52
Elizabeth
It was a crisp November day, and I awoke thinking, strangely, of apples, their crispness and tart-sweet taste, longing for that crisp, juicy first bite all the time I was dressing in a simple white gown. I could not get them out of my mind. I felt so strange; I was unaccountably restless, I simply could not settle. For the life of me, I could not stand or sit still. Finally, without bothering to put up my hair or don a hood, I snatched up an old gray shawl and a book and went out into the park, heedless of Kat’s concerns about the chill that nipped the air and the possibility of rain.
I walked aimlessly over the grounds and eventually settled myself on a bench beneath a great oak tree and tried to read. At the sound of hoofbeats my head shot up, and squinting into the distance, I beheld two horsemen hastening toward me.
Dismounting from their horses, the Earls of Arundel and Throckmorton came and knelt before me, the latter holding out his hand and opening it to display upon his leather-gloved palm a gleaming gold and ink-black onyx ring. It was Mary’s coronation ring. I recognized it at once, and it could only mean one thing—my sister was dead.
“The Queen is dead, long live the Queen!” they said.
I turned my eyes heavenward, and clasped my hands in prayer and turned away from them. “Godspeed, Mary,” I whispered. “May you find in Heaven what you never found in life!”
Then I turned around to face my destiny.
“This is the Lord’s doing and it is marvelous in our eyes!” I announced as I took the ring and slipped it onto my left hand as solemnly and lovingly as if it were a wedding ring, which it was, for me, a sacred and eternal bond forged between myself and England.
Then a third horseman, this one leading a second horse alongside his, was approaching. Robert Dudley, his head a riot of unruly, windblown black curls, dressed in jewel-toned velvets, somber yet gay, edged with a burnished gold braid.
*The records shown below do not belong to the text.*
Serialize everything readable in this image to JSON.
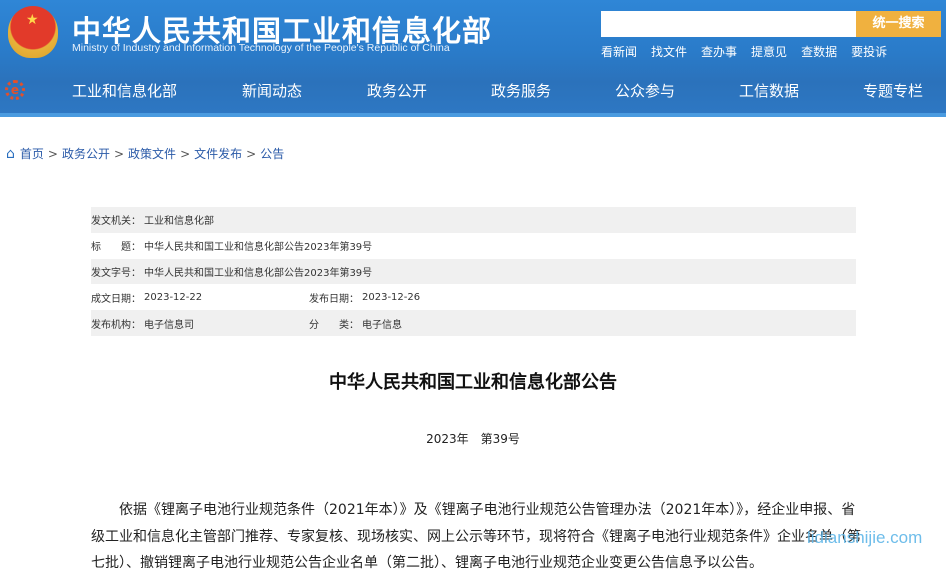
{
  "header": {
    "title": "中华人民共和国工业和信息化部",
    "subtitle": "Ministry of Industry and Information Technology of the People's Republic of China",
    "search_placeholder": "",
    "search_button": "统一搜索",
    "quick_links": [
      "看新闻",
      "找文件",
      "查办事",
      "提意见",
      "查数据",
      "要投诉"
    ]
  },
  "nav": [
    "工业和信息化部",
    "新闻动态",
    "政务公开",
    "政务服务",
    "公众参与",
    "工信数据",
    "专题专栏"
  ],
  "breadcrumb": [
    "首页",
    "政务公开",
    "政策文件",
    "文件发布",
    "公告"
  ],
  "meta": {
    "issuer_label": "发文机关：",
    "issuer": "工业和信息化部",
    "title_label": "标　　题：",
    "title": "中华人民共和国工业和信息化部公告2023年第39号",
    "doc_no_label": "发文字号：",
    "doc_no": "中华人民共和国工业和信息化部公告2023年第39号",
    "written_label": "成文日期：",
    "written": "2023-12-22",
    "published_label": "发布日期：",
    "published": "2023-12-26",
    "org_label": "发布机构：",
    "org": "电子信息司",
    "category_label": "分　　类：",
    "category": "电子信息"
  },
  "article": {
    "title": "中华人民共和国工业和信息化部公告",
    "number": "2023年　第39号",
    "body": "依据《锂离子电池行业规范条件（2021年本）》及《锂离子电池行业规范公告管理办法（2021年本）》，经企业申报、省级工业和信息化主管部门推荐、专家复核、现场核实、网上公示等环节，现将符合《锂离子电池行业规范条件》企业名单（第七批）、撤销锂离子电池行业规范公告企业名单（第二批）、锂离子电池行业规范企业变更公告信息予以公告。"
  },
  "watermark": "lidianshijie.com",
  "colors": {
    "header_blue": "#2a7bc9",
    "search_button": "#f0b13f",
    "link": "#2a5aa8"
  }
}
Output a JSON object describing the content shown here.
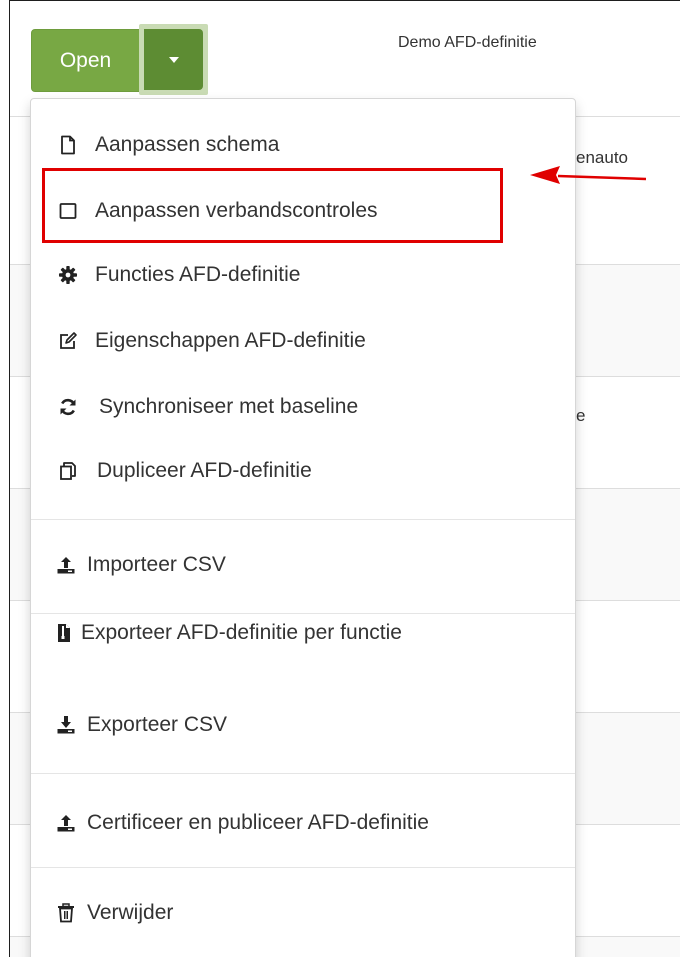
{
  "header": {
    "title": "Demo AFD-definitie"
  },
  "open_button": {
    "label": "Open"
  },
  "background": {
    "fragment_1": "enauto",
    "fragment_2": "e"
  },
  "menu": {
    "items": [
      {
        "label": "Aanpassen schema",
        "icon": "file-outline-icon"
      },
      {
        "label": "Aanpassen verbandscontroles",
        "icon": "square-outline-icon"
      },
      {
        "label": "Functies AFD-definitie",
        "icon": "gear-icon"
      },
      {
        "label": "Eigenschappen AFD-definitie",
        "icon": "edit-icon"
      },
      {
        "label": "Synchroniseer met baseline",
        "icon": "refresh-icon"
      },
      {
        "label": "Dupliceer AFD-definitie",
        "icon": "copy-icon"
      },
      {
        "label": "Importeer CSV",
        "icon": "upload-icon"
      },
      {
        "label": "Exporteer AFD-definitie per functie",
        "icon": "file-export-icon"
      },
      {
        "label": "Exporteer CSV",
        "icon": "download-icon"
      },
      {
        "label": "Certificeer en publiceer AFD-definitie",
        "icon": "upload-icon"
      },
      {
        "label": "Verwijder",
        "icon": "trash-icon"
      }
    ]
  },
  "annotation": {
    "highlight_color": "#e00000"
  },
  "colors": {
    "primary_button": "#78a844",
    "caret_button": "#5d8c33"
  }
}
He was riding a black stallion, and leading alongside it a pure white horse caparisoned and saddled in silver and ermine. His hands made some sort of motion with the reins, and his lips moved in some soft, encouraging clucking sound perhaps, I was too far away to hear, and his ebony steed dipped its head low and bowed to me, then that magnificent virgin-white horse did the same, as Robin doffed his feathered cap, held it over his heart, and bowed to me from the saddle.
I clapped my hands in pure delight, as happy as a young girl beholding the wondrous tricks of the gypsies’ performing horses at a country fair.
“God save the Queen!” my own dear gypsy cried out, putting his heart in every word. “Good Queen Bess; long may she reign!”
I smiled and went to him. My hand reached out to stroke the nose of that beautiful virgin-white horse, but then I was distracted by the sunlight catching the gold and black ring. The way the gold flashed around the onyx made it seem to be winking at me, conspiratorially and knowingly, like a secret lover discreetly from across a crowded room. I held my hand out before me, gazing at the ring, and thinking of all it stood symbol for, solid gold proof that I was wedded to England now, and, softly and solemnly, as if I were speaking my wedding vows, I began to recite:
Here is my hand,
My dear lover England.
I am thine with both mind and heart;
Forever to endure,
Thou maiest be sure,
Until death us two do depart.
I knew in that moment that the future was ours—mine and England’s, our destinies irrevocably entwined—and everything would be golden.
The white horse nuzzled the side of my head, startling me out of my solemn reverie, and I laughed and reached up to disentangle my hair from her nose. I glanced up at Robin, and our eyes met, and we smiled at each other, then Robin held out his hand to me.